Thursday, September 24, 2020


This marble sculpture is my favourite sculpture in the National Gallery. Dancer was carved by Antonio Canova between 1818-22. This is the second version of the work; the first is in the Hermitage in St. Petersburg. She's graceful and life-like in her expression and sense of movement.

In a couple of the above shots this painting can be seen, with a show stopper of a name. Erneste Bioche de Misery is an 1807 portrait by Anne-Louis Girodet de Roucy-Trioson.

Wednesday, September 23, 2020


Here we have another Rubens, a painting titled Stormy Weather, circa 1635-36. Again, because of the light of the internal courtyard behind me, it was only really possible to photograph from the side. It's different seeing it in the evening.

Bernado Cavallino painted The Vision Of Saint Dominic circa 1640-45. That deep blue colour particularly draws the eye.

Here we have a look down into the courtyard, with the reflecting pool below.

For today I finish off with Benjamin West's masterpiece The Death Of General Wolfe, dating to 1770. West did several versions of this work (one hangs in the Royal Ontario Museum in Toronto), but this is considered the primary version. It depicts the British general James Wolfe, mortally wounded during the Battle Of The Plains Of Abraham at Quebec City during the French and Indian War. 

Tuesday, September 22, 2020


Yesterday I left off with a painting depicting Venice. Here we have another one. The Campo di Rialto And The Church Of Saint James is by Canaletto (Giovanni Antonio Canal) and dates somewhere between 1740-60.

Here we emerge into a large, long gallery space with a wealth of paintings and sculptures. My favourite sculpture is at the far end. I slipped into a side gallery before taking in this area.

Anthony Van Dyck painted Let The Children Come To Me around 1618-20.

I had to photograph from the side with this one, as behind me was an opening into the interior courtyard. This is The Entombment by Peter Paul Rubens, done between 1612-14 by the master.

Monday, September 21, 2020


Another Dutch painting, here we have Salomon Van Ruysdael's work River Landscape, circa 1650. 

A couple of Rembrandt paintings are part of the permanent collection. This is Heroine From The Old Testament, dating to 1632-33.

Jan Weenix gives us another take on the New Testament parable in this 1668 painting, The Return Of The Prodigal Son

And for today I finish with this Italian work. Francesco Guardi painted The Church Of Santa Maria della Salute, Venice around 1780-85.

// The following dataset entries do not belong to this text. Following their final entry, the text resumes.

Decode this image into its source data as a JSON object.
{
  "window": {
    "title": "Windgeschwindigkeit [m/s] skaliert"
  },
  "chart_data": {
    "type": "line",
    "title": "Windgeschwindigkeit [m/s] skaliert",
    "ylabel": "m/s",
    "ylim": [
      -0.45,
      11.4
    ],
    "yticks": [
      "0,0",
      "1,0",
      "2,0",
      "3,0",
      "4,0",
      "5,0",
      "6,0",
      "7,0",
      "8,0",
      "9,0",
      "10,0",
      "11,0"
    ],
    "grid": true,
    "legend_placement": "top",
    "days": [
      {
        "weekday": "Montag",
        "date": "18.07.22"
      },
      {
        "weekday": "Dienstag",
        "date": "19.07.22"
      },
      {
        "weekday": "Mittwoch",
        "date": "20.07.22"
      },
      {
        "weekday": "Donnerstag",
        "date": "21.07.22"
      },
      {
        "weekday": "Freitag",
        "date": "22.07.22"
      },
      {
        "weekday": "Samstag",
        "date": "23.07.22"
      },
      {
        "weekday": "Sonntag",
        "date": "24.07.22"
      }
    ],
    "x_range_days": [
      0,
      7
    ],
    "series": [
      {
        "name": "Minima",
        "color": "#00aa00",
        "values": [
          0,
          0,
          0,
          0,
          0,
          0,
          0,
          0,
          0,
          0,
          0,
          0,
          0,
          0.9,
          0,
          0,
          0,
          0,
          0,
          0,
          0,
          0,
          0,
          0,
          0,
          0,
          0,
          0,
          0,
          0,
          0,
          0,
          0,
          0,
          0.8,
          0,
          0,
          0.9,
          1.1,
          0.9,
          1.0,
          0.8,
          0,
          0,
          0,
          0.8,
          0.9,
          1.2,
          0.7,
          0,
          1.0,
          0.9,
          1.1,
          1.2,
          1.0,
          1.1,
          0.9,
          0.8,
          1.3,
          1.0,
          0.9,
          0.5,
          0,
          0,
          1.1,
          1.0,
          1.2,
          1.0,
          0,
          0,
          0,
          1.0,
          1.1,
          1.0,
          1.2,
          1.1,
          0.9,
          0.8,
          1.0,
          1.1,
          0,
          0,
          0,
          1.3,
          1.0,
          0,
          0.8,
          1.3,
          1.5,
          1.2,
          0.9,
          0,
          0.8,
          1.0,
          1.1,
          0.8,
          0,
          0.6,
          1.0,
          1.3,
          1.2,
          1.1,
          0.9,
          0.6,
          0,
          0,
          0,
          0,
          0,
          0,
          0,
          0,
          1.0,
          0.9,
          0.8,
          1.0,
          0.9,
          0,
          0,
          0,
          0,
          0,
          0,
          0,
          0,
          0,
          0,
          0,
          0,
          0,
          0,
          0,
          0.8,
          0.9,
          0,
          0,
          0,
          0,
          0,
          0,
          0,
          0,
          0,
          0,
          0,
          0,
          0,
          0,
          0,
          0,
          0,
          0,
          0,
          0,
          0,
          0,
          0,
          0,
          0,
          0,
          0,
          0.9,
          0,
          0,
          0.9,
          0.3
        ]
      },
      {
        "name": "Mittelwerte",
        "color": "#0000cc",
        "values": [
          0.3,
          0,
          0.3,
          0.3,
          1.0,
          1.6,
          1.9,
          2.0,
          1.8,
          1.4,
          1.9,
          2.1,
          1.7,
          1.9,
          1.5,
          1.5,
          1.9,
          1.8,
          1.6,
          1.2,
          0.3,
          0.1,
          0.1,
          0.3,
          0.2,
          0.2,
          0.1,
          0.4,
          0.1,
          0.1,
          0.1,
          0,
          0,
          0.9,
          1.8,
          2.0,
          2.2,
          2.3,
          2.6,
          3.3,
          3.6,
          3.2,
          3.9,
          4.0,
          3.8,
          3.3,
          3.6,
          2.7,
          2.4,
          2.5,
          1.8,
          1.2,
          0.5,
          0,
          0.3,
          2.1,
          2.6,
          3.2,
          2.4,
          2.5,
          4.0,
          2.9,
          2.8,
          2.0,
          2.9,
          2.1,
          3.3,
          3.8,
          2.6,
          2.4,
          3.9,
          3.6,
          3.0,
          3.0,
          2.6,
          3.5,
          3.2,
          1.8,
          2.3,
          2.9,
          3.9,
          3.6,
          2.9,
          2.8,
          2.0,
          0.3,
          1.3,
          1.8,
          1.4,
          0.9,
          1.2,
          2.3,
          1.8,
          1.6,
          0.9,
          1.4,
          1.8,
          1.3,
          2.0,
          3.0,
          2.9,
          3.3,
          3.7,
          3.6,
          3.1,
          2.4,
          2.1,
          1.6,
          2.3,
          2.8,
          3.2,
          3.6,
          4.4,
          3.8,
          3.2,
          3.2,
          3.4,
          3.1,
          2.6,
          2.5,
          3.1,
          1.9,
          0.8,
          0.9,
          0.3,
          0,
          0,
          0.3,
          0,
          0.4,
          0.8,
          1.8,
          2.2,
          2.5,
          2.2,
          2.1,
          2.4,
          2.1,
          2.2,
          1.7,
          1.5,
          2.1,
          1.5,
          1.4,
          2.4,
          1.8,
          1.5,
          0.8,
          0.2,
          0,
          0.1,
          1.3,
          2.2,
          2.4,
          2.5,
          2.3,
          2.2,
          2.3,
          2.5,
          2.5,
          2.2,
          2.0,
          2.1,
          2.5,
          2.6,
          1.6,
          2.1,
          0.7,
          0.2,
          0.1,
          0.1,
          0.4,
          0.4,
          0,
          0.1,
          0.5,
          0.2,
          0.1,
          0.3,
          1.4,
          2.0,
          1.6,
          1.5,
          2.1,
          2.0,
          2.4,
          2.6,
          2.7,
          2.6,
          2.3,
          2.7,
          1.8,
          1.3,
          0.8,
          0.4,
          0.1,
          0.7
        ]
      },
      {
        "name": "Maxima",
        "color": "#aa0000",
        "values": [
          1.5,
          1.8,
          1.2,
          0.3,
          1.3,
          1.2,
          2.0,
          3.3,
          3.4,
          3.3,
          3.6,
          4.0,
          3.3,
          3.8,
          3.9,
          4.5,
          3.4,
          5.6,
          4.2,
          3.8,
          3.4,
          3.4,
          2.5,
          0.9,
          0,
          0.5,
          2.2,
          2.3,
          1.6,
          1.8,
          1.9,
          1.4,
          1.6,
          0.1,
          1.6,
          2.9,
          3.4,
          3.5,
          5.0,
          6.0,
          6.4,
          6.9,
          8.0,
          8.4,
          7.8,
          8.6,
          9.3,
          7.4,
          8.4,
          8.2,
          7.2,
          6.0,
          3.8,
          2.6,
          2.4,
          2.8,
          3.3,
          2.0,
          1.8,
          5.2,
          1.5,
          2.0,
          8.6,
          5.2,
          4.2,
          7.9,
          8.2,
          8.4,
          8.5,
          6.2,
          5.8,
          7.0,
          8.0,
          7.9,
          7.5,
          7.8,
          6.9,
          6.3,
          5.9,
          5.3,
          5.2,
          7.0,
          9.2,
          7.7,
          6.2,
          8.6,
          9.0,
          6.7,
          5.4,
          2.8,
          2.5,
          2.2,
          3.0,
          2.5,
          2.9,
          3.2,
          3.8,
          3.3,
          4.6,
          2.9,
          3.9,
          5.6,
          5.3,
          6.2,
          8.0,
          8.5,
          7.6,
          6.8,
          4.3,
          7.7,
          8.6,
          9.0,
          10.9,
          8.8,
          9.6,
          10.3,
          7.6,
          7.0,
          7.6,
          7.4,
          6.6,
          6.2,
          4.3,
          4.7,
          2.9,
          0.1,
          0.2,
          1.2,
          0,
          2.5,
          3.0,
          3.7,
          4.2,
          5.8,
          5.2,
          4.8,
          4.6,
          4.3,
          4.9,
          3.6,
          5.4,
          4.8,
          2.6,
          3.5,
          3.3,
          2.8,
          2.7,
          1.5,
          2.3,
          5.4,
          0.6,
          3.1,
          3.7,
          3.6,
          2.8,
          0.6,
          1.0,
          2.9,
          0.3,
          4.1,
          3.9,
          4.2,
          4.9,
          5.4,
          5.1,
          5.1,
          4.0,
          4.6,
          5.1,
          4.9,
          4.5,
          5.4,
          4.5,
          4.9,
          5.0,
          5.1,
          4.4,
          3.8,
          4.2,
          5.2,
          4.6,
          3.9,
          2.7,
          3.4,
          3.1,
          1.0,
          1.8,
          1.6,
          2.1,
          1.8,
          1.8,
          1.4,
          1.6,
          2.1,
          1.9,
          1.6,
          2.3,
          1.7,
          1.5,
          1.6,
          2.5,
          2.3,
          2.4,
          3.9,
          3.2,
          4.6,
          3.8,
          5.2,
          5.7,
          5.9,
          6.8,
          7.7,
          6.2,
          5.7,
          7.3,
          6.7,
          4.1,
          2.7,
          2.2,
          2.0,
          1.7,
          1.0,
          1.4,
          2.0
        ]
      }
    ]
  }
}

Sunday, September 20, 2020

Holy Grail

Still in the Baroque Room, this is Christ And The Woman Of Samaria, by Guercino (Giovanni Francesco Barbieri), done in 1647.

This is one of the busts in the room. Antonio Novelli sculpted Alfonso Altoviti around 1630. This was originally commissioned by Altoviti's family for his tomb, but its craftsmanship was such that a copy was placed in the tomb and the bust remained in the family's collection. Today it resides here at the National Gallery.

I left the Baroque Room and continued into the main galleries. Mary Magdalene seemed to be following me around on this visit, as I was drawn to several works depicting her. Mary Magdalen dates to around 1620-25, and is by the artist Domenico Puligo. Those of you who have read the somewhat preposterous tales of Robert Langdon will get the Holy Grail reference. 😉

The Gallery has a sizable collection of Dutch masters. Castle By A River is by Jan Van Goyen, and dates to 1648.

Saturday, September 19, 2020

Baroque Room

Today we're having a look at some of the paintings inside the Baroque Room. Nicolas Poussin painted Landscape With A Woman Washing Her Feet around 1650.

Claude Lorrain, aka Claude Gellee, painted Landscape With A Temple Of Bacchus, around 1644.

This is a work by Veronese and his workshop, titled The Rest On The Flight Into Egypt, circa 1572, depicting the Holy Family.

Another work by Veronese, this is The Repentant Magdalen, done between 1565-70. 

And for today we finish off with The Return Of The Prodigal Son, by Salvator Rosa. Done circa 1655-65, it depicts the New Testament parable.

Friday, September 18, 2020

Venus And Eve

Carrying on with where we left off yesterday, this is Venus, by Lucas Cranach The Elder, a painting dating to circa 1518, depicting the Roman goddess of love. Cranach was known to paint the goddess along with her son Cupid, but here she's on her own.

Back to religious material, but of a more morbid nature. Eve, The Serpent, And Death dates to 1510-15, depicts Adam as Death, Eve as the temptress, and the serpent in the mix. I could have titled this post Naked Women, but that would have drawn in all sorts of the wrong search results. :)

Another work by Lucas Cranach The Elder, this is Christ And The Adulteress, dating to around 1533, depicting the New Testament interlude with Jesus rebuking those making an accusation against the woman in question.

The path took me into what's called the Baroque Room, a large space with paintings and sculptures mostly of a religious or mythological nature.